Portrait of Mademoiselle Claus by Édouard Manet - 1868 - 115.7 x 72.8 cm Ashmolean Museum Portrait of Mademoiselle Claus by Édouard Manet - 1868 - 115.7 x 72.8 cm Ashmolean Museum

Portrait of Mademoiselle Claus

oil on canvas • 115.7 x 72.8 cm
  • Édouard Manet - 23 January 1832 - 30 April 1883 Édouard Manet 1868

Today we start another special monthly feature. For the next four Sundays we will present masterpieces from a museum which happens to be the world's first university museum. Its first building was erected between 1678–1683 to house the cabinet of curiosities that Elias Ashmole gave to the University of Oxford in 1677. Of course, we’re talking about the Ashmolean Museum :) Enjoy!
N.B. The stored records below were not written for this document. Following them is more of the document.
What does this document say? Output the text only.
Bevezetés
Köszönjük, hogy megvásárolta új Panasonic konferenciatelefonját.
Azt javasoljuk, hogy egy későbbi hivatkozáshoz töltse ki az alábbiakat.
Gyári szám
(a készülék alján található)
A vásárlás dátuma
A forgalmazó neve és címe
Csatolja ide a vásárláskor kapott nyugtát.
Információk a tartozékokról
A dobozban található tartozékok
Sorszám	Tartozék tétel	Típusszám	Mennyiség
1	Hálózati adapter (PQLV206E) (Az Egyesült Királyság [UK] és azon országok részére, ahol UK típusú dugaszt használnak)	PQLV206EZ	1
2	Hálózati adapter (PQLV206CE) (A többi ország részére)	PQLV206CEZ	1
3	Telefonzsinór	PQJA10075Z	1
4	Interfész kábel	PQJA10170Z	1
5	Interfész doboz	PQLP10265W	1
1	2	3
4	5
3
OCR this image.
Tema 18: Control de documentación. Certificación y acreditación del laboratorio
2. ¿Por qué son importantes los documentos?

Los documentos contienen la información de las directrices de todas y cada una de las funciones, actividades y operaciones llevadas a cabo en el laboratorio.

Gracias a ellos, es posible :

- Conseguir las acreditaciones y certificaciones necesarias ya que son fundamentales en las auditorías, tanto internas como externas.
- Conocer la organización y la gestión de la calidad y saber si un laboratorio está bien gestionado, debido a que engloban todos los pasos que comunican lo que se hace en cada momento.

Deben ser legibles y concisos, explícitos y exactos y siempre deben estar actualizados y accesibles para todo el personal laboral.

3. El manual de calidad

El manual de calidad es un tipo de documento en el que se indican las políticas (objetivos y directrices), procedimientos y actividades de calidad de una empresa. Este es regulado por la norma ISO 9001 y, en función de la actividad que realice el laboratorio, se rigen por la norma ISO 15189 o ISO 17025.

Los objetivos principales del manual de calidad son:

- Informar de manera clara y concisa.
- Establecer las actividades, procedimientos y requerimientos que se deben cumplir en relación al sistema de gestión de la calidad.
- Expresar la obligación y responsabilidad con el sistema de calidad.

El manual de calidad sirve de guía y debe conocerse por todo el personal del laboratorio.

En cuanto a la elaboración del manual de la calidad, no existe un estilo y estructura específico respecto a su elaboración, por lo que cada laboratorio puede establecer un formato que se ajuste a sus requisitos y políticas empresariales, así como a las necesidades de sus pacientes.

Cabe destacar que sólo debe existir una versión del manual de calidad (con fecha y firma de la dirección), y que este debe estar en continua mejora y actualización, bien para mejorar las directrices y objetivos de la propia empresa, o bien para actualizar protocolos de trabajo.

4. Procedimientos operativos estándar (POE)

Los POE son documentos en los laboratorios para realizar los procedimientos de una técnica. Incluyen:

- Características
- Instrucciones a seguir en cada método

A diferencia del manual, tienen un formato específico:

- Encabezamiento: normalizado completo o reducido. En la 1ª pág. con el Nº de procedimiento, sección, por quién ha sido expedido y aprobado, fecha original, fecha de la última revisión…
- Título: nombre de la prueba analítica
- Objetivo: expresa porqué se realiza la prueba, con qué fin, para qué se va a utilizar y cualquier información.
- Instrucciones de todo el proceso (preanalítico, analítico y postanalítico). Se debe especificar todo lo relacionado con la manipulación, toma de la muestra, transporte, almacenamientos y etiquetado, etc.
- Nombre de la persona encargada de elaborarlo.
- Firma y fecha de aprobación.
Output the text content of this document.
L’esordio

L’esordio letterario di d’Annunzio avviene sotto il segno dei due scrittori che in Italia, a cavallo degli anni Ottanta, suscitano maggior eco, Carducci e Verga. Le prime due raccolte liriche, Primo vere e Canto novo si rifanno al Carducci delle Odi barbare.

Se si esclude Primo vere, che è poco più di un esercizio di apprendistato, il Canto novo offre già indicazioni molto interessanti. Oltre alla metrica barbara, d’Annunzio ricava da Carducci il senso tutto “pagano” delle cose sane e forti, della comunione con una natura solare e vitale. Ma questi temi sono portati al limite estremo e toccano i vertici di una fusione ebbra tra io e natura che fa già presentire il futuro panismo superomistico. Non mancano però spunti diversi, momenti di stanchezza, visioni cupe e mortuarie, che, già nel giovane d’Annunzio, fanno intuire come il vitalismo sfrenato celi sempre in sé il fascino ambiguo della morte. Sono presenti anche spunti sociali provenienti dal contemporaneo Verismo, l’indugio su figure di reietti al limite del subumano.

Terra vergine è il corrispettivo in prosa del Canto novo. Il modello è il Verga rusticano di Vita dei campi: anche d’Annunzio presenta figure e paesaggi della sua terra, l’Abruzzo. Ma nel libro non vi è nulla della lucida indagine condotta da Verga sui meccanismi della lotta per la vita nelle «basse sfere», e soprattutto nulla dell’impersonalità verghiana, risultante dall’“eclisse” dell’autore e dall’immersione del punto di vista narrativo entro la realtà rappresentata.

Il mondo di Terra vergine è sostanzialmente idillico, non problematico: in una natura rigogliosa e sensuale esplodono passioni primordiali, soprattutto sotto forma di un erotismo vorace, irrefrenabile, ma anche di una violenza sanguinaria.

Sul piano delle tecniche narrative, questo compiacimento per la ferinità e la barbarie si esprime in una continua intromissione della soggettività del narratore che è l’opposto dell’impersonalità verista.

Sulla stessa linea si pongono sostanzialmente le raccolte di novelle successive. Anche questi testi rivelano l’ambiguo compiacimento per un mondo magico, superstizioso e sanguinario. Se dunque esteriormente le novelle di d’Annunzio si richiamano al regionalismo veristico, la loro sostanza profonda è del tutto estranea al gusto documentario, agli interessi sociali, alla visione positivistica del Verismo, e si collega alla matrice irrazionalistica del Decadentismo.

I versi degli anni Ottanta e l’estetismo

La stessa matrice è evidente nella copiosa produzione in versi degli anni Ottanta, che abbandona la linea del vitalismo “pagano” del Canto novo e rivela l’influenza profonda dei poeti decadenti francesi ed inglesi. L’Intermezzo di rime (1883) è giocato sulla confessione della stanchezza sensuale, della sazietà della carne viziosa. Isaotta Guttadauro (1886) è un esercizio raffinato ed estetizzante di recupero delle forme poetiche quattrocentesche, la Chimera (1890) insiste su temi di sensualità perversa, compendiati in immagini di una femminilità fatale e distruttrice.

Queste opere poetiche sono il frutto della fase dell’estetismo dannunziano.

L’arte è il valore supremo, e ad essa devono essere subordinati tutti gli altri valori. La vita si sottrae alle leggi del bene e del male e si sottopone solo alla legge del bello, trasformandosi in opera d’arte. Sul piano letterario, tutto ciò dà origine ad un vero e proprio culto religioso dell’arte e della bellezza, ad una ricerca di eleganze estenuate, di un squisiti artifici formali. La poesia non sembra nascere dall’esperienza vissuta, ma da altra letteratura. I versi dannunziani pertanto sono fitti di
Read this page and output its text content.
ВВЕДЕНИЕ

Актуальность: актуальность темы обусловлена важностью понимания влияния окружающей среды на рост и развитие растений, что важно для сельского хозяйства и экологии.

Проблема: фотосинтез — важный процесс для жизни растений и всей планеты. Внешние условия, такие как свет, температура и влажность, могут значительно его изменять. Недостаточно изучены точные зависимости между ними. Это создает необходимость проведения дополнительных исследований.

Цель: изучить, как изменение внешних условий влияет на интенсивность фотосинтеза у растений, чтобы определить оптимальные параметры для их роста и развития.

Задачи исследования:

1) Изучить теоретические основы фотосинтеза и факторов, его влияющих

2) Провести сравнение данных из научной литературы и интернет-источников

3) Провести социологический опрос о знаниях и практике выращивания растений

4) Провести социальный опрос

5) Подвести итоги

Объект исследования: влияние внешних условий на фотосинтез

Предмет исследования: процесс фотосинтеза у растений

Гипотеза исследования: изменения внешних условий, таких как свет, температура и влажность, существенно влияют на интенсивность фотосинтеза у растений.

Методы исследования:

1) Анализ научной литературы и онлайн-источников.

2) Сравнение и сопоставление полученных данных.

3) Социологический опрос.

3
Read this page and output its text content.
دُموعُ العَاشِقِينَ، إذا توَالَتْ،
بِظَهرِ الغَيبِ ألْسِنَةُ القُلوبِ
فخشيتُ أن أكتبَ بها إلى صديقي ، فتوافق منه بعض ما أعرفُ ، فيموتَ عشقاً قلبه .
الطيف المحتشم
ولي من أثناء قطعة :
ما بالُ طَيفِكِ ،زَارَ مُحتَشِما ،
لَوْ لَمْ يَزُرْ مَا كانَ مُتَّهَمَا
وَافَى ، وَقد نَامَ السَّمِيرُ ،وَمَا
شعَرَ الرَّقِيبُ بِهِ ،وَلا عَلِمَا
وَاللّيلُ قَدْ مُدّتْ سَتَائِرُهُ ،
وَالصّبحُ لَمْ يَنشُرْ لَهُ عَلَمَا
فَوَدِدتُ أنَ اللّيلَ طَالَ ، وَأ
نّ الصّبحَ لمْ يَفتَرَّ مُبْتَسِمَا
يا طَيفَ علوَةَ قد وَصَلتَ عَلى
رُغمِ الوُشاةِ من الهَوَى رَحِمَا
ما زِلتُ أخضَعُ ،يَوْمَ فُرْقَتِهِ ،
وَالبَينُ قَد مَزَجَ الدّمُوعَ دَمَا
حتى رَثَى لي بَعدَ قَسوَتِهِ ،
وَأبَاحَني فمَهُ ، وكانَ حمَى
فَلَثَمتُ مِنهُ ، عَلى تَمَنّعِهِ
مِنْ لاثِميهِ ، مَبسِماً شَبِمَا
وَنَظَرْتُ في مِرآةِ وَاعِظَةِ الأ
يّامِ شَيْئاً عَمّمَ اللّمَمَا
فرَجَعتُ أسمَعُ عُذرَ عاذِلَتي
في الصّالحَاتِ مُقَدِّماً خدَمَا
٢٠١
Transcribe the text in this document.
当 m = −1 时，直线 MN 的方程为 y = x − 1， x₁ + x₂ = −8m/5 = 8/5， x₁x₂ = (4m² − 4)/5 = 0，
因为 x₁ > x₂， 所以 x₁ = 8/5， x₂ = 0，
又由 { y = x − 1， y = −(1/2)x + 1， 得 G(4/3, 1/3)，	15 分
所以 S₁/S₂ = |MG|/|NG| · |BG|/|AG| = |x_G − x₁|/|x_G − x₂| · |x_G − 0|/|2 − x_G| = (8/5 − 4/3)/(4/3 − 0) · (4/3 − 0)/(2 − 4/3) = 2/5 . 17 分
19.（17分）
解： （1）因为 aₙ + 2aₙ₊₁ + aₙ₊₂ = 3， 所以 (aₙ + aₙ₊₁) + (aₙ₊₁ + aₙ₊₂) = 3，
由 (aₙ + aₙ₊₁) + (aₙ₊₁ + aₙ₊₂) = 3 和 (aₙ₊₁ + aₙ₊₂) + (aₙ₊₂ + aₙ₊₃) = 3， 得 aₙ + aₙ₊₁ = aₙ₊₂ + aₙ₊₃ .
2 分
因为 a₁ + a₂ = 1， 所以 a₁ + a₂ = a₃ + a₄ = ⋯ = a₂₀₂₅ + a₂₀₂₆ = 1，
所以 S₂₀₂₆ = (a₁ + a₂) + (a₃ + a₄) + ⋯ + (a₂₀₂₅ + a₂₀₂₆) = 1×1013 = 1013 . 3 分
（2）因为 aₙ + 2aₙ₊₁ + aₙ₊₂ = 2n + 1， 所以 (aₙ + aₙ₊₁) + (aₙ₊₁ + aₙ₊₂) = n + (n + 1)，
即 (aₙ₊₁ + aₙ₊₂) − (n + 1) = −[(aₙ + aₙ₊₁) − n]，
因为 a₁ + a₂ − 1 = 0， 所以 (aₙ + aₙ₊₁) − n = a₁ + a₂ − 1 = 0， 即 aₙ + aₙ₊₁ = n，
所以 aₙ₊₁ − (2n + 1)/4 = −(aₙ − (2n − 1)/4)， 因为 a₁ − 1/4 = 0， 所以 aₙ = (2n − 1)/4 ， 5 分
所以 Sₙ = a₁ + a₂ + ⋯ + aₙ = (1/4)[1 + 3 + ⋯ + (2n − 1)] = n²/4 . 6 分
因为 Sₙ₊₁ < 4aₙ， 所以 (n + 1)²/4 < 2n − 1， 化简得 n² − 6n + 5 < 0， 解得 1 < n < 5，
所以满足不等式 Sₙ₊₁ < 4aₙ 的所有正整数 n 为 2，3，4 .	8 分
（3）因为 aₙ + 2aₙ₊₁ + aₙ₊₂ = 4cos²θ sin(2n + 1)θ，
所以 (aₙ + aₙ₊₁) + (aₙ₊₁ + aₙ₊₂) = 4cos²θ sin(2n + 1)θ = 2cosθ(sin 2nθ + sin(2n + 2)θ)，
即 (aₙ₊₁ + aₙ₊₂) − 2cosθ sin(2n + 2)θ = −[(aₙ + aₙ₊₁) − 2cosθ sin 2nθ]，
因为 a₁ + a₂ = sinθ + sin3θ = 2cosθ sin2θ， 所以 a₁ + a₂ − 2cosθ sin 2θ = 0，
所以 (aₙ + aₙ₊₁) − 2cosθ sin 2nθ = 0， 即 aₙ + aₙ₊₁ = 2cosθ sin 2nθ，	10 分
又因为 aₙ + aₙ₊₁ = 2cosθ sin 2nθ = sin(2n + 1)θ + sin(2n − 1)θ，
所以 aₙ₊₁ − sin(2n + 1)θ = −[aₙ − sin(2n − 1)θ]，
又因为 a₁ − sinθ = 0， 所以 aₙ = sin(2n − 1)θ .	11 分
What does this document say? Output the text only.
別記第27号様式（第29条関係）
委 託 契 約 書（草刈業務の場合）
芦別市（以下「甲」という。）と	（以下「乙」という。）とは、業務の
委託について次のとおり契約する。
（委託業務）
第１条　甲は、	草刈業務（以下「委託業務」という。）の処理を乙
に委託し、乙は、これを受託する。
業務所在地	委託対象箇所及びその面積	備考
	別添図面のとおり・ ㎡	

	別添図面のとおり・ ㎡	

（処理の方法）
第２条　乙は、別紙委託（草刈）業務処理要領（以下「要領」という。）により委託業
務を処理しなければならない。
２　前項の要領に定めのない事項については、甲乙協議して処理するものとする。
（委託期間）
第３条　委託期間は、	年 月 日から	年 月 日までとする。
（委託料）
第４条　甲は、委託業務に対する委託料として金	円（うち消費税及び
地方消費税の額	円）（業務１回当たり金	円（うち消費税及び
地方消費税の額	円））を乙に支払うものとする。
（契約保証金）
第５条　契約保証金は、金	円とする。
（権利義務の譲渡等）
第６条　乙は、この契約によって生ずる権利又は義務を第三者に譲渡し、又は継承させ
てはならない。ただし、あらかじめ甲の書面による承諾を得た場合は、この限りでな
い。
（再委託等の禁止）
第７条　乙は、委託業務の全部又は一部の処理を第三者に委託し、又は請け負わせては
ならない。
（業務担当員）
The Portrait of Mlle Claus was painted in the autumn of 1868. It is closely connected with one of Manet’s greatest masterpieces, The Balcony. The composition is heavily indebted to Goya’s Majas on the Balcony. 

Fanny Claus (1846-1877), the seated figure, was a concert violinist and a friend of Manet’s wife. The figure sketchily indicated on the right is Berthe Morisot, who was an accomplished artist and later married Manet’s brother, Eugène. In the final painting, Morisot is shown seated at the centre and Fanny Claus stands behind her.

At an early stage Manet set aside this sketch and began work on the second canvas. The sketch remained in Manet’s studio and was bought at Manet’s sale in 1884 by the American portrait painter John Singer Sargent, whose own work was much influenced by Manet’s.